Analysts were quick to point out that the rise in American shares is challenging the fundamentals. The move “is clearly not related to your earnings, with short interest being the only factor that currently matters for the performance of the shares,” wrote Savanthi Syth of Raymond James.
American’s forecast for the first quarter did not indicate any sequential improvement – similar to the weak outlook issued by
Delta Airlines
(DAL) and United Airlines Holdings (UAL) last week. American’s route network has more exposure to some strong leisure markets, Syth notes, and is progressing on cost-cutting initiatives for 2021. But it also faces some headwinds in the short term, particularly its exposure to Mexico / Caribbean routes , which may be adversely affected by the new U.S. testing requirements for all international travelers.
Citigroupin
Stephen Trent reiterated a sell-out rating on the shares, saying the short-squeeze could be a “retail hijacking”. American has the largest debt burden of any major operator and significant exposure to the weak business travel segment, he notes, and is not distinguishing itself with superior technology or strategy.
American’s continued losses, $ 34 billion in net debt and lack of clarity in reserves “do not seem optimistic,” he writes.
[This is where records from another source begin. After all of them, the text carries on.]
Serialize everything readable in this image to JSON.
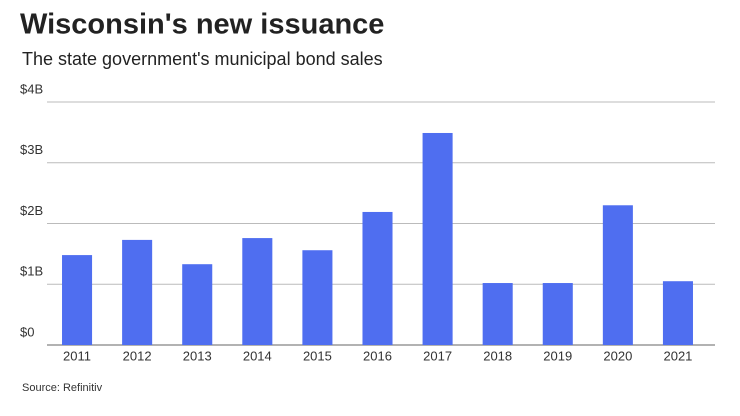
{
  "chart_data": {
    "type": "bar",
    "title": "Wisconsin's new issuance",
    "subtitle": "The state government's municipal bond sales",
    "source": "Source: Refinitiv",
    "categories": [
      "2011",
      "2012",
      "2013",
      "2014",
      "2015",
      "2016",
      "2017",
      "2018",
      "2019",
      "2020",
      "2021"
    ],
    "values": [
      1.48,
      1.73,
      1.33,
      1.76,
      1.56,
      2.19,
      3.49,
      1.02,
      1.02,
      2.3,
      1.05
    ],
    "color": "#4f6ef0",
    "ylim": [
      0,
      4
    ],
    "yticks": [
      {
        "value": 0,
        "label": "$0"
      },
      {
        "value": 1,
        "label": "$1B"
      },
      {
        "value": 2,
        "label": "$2B"
      },
      {
        "value": 3,
        "label": "$3B"
      },
      {
        "value": 4,
        "label": "$4B"
      }
    ],
    "grid": true
  }
}
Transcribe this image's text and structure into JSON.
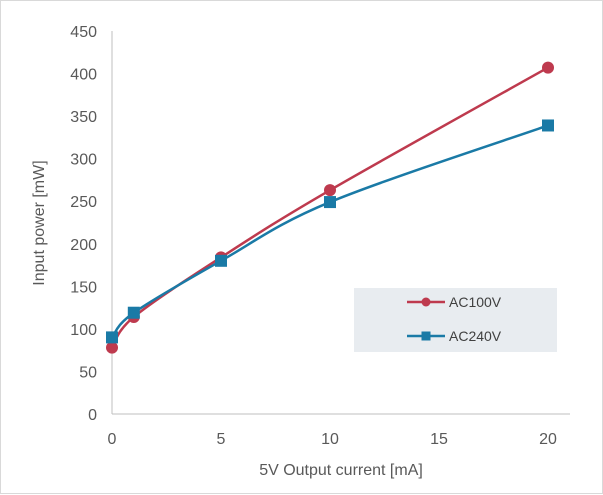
{
  "chart_data": {
    "type": "line",
    "title": "",
    "xlabel": "5V Output current [mA]",
    "ylabel": "Input power [mW]",
    "xlim": [
      0,
      20
    ],
    "ylim": [
      0,
      450
    ],
    "xticks": [
      0,
      5,
      10,
      15,
      20
    ],
    "yticks": [
      0,
      50,
      100,
      150,
      200,
      250,
      300,
      350,
      400,
      450
    ],
    "grid": false,
    "legend_position": "lower-right",
    "series": [
      {
        "name": "AC100V",
        "color": "#be3a4e",
        "marker": "circle",
        "x": [
          0,
          1,
          5,
          10,
          20
        ],
        "y": [
          78,
          114,
          184,
          263,
          407
        ]
      },
      {
        "name": "AC240V",
        "color": "#1a7aa6",
        "marker": "square",
        "x": [
          0,
          1,
          5,
          10,
          20
        ],
        "y": [
          90,
          119,
          180,
          249,
          339
        ]
      }
    ]
  }
}
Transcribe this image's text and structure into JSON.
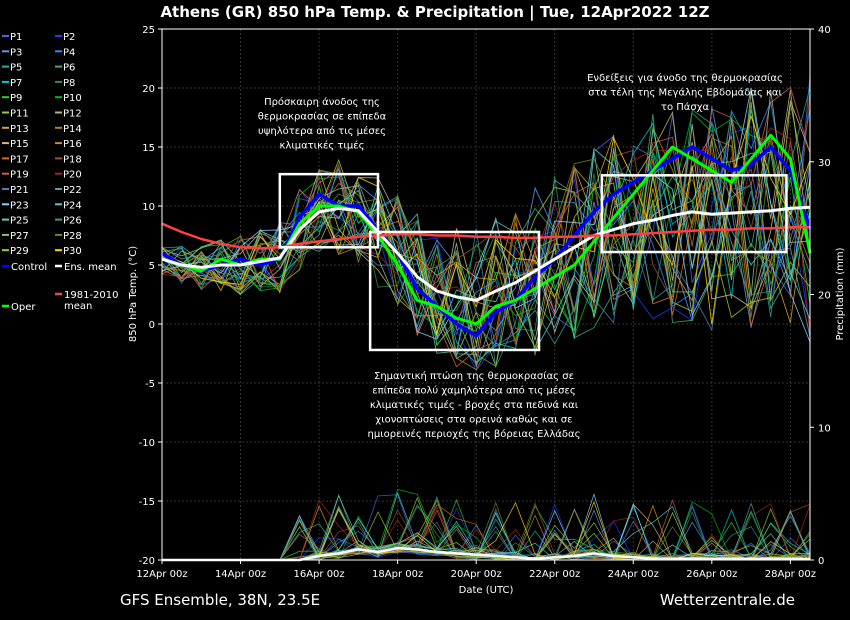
{
  "chart_data": {
    "type": "line",
    "title": "Athens  (GR)  850 hPa Temp. & Precipitation | Tue, 12Apr2022 12Z",
    "footer_left": "GFS Ensemble, 38N, 23.5E",
    "footer_right": "Wetterzentrale.de",
    "xlabel": "Date (UTC)",
    "ylabel_left": "850 hPa Temp. (°C)",
    "ylabel_right": "Precipitation (mm)",
    "ylim_left": [
      -20,
      25
    ],
    "ylim_right": [
      0,
      40
    ],
    "xlim_days": [
      0,
      16.5
    ],
    "grid": true,
    "x_ticks": [
      "12Apr 00z",
      "14Apr 00z",
      "16Apr 00z",
      "18Apr 00z",
      "20Apr 00z",
      "22Apr 00z",
      "24Apr 00z",
      "26Apr 00z",
      "28Apr 00z"
    ],
    "y_ticks_left": [
      "25",
      "20",
      "15",
      "10",
      "5",
      "0",
      "-5",
      "-10",
      "-15",
      "-20"
    ],
    "y_ticks_right": [
      "40",
      "30",
      "20",
      "10",
      "0"
    ],
    "legend": [
      {
        "name": "P1",
        "color": "#4169e1"
      },
      {
        "name": "P2",
        "color": "#1e3cff"
      },
      {
        "name": "P3",
        "color": "#6495ed"
      },
      {
        "name": "P4",
        "color": "#1e90ff"
      },
      {
        "name": "P5",
        "color": "#20b2aa"
      },
      {
        "name": "P6",
        "color": "#3cb371"
      },
      {
        "name": "P7",
        "color": "#00ced1"
      },
      {
        "name": "P8",
        "color": "#2e8b57"
      },
      {
        "name": "P9",
        "color": "#32cd32"
      },
      {
        "name": "P10",
        "color": "#00c000"
      },
      {
        "name": "P11",
        "color": "#9acd32"
      },
      {
        "name": "P12",
        "color": "#bdb76b"
      },
      {
        "name": "P13",
        "color": "#daa520"
      },
      {
        "name": "P14",
        "color": "#b8860b"
      },
      {
        "name": "P15",
        "color": "#d2b48c"
      },
      {
        "name": "P16",
        "color": "#cd853f"
      },
      {
        "name": "P17",
        "color": "#d2691e"
      },
      {
        "name": "P18",
        "color": "#a0522d"
      },
      {
        "name": "P19",
        "color": "#cd5c5c"
      },
      {
        "name": "P20",
        "color": "#b22222"
      },
      {
        "name": "P21",
        "color": "#4682b4"
      },
      {
        "name": "P22",
        "color": "#5f9ea0"
      },
      {
        "name": "P23",
        "color": "#87cefa"
      },
      {
        "name": "P24",
        "color": "#48d1cc"
      },
      {
        "name": "P25",
        "color": "#66cdaa"
      },
      {
        "name": "P26",
        "color": "#2aa198"
      },
      {
        "name": "P27",
        "color": "#8fbc8f"
      },
      {
        "name": "P28",
        "color": "#6b8e23"
      },
      {
        "name": "P29",
        "color": "#9acd32"
      },
      {
        "name": "P30",
        "color": "#ffd700"
      },
      {
        "name": "Control",
        "color": "#0000ff"
      },
      {
        "name": "Ens. mean",
        "color": "#ffffff"
      },
      {
        "name": "Oper",
        "color": "#00ff00"
      },
      {
        "name": "1981-2010 mean",
        "color": "#ff4040"
      }
    ],
    "days": [
      0,
      0.5,
      1,
      1.5,
      2,
      2.5,
      3,
      3.5,
      4,
      4.5,
      5,
      5.5,
      6,
      6.5,
      7,
      7.5,
      8,
      8.5,
      9,
      9.5,
      10,
      10.5,
      11,
      11.5,
      12,
      12.5,
      13,
      13.5,
      14,
      14.5,
      15,
      15.5,
      16,
      16.5
    ],
    "series": [
      {
        "name": "Control",
        "color": "#0000ff",
        "values": [
          6,
          5,
          4.5,
          5,
          5.5,
          5,
          5.5,
          9,
          11,
          10,
          10,
          8,
          6,
          3,
          1.5,
          0,
          -1,
          1,
          2,
          4,
          5.5,
          7.5,
          9.5,
          11,
          12,
          13,
          14,
          15,
          14,
          13,
          13.5,
          15,
          13,
          8
        ]
      },
      {
        "name": "Oper",
        "color": "#00ff00",
        "values": [
          5.5,
          5,
          4.5,
          5.5,
          5,
          5.5,
          5.5,
          8.5,
          10,
          10,
          9.5,
          7.5,
          5,
          2,
          1.5,
          0.5,
          0,
          1.5,
          2,
          3,
          4,
          5,
          7,
          9,
          11,
          13,
          15,
          14,
          13,
          12,
          14,
          16,
          14,
          6
        ]
      },
      {
        "name": "Ens. mean",
        "color": "#ffffff",
        "values": [
          5.5,
          5,
          4.8,
          5,
          5,
          5.3,
          5.6,
          8,
          9.5,
          9.8,
          9.6,
          7.8,
          6,
          4,
          2.8,
          2.3,
          2,
          2.8,
          3.5,
          4.5,
          5.5,
          6.5,
          7.5,
          8,
          8.5,
          8.8,
          9.2,
          9.5,
          9.3,
          9.4,
          9.5,
          9.6,
          9.8,
          9.9
        ]
      },
      {
        "name": "1981-2010 mean",
        "color": "#ff4040",
        "values": [
          8.5,
          7.8,
          7.2,
          6.8,
          6.5,
          6.4,
          6.5,
          6.8,
          7,
          7.2,
          7.4,
          7.5,
          7.6,
          7.6,
          7.5,
          7.5,
          7.4,
          7.4,
          7.3,
          7.3,
          7.4,
          7.4,
          7.5,
          7.5,
          7.6,
          7.7,
          7.8,
          7.9,
          8,
          8,
          8.1,
          8.1,
          8.2,
          8.2
        ]
      }
    ],
    "precip_mean_mm": [
      0,
      0,
      0,
      0,
      0,
      0,
      0,
      0,
      0.3,
      0.5,
      0.8,
      0.6,
      0.9,
      0.8,
      0.6,
      0.5,
      0.4,
      0.3,
      0.2,
      0.1,
      0.2,
      0.3,
      0.5,
      0.3,
      0.2,
      0.1,
      0.1,
      0.1,
      0.1,
      0.1,
      0.1,
      0.1,
      0.1,
      0.1
    ],
    "annotations": [
      {
        "id": "a1",
        "lines": [
          "Πρόσκαιρη άνοδος της",
          "θερμοκρασίας σε επίπεδα",
          "υψηλότερα από τις μέσες",
          "κλιματικές τιμές"
        ]
      },
      {
        "id": "a2",
        "lines": [
          "Σημαντική πτώση της θερμοκρασίας σε",
          "επίπεδα πολύ χαμηλότερα από τις μέσες",
          "κλιματικές τιμές - βροχές στα πεδινά και",
          "χιονοπτώσεις στα ορεινά καθώς και σε",
          "ημιορεινές περιοχές της βόρειας Ελλάδας"
        ]
      },
      {
        "id": "a3",
        "lines": [
          "Ενδείξεις για άνοδο της θερμοκρασίας",
          "στα τέλη της Μεγάλης Εβδομάδας και",
          "το Πάσχα"
        ]
      }
    ]
  }
}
But he acknowledged that speculative dynamics are oppressing traditional analysis. “It seems difficult to make stock recommendations on what appears to be the sentiment of the retail investor, especially when it is difficult to conclude that that sentiment will not change in a few weeks,” he writes.
Helane Becker, from Cowen, shared this interpretation, writing that the American’s actions are “shifting” from the fundamentals. On the positive side, American could take the opportunity to issue shares at higher prices, using the proceeds to de-leverage its balance sheet. But that would dilute earnings per share even more, assuming they did.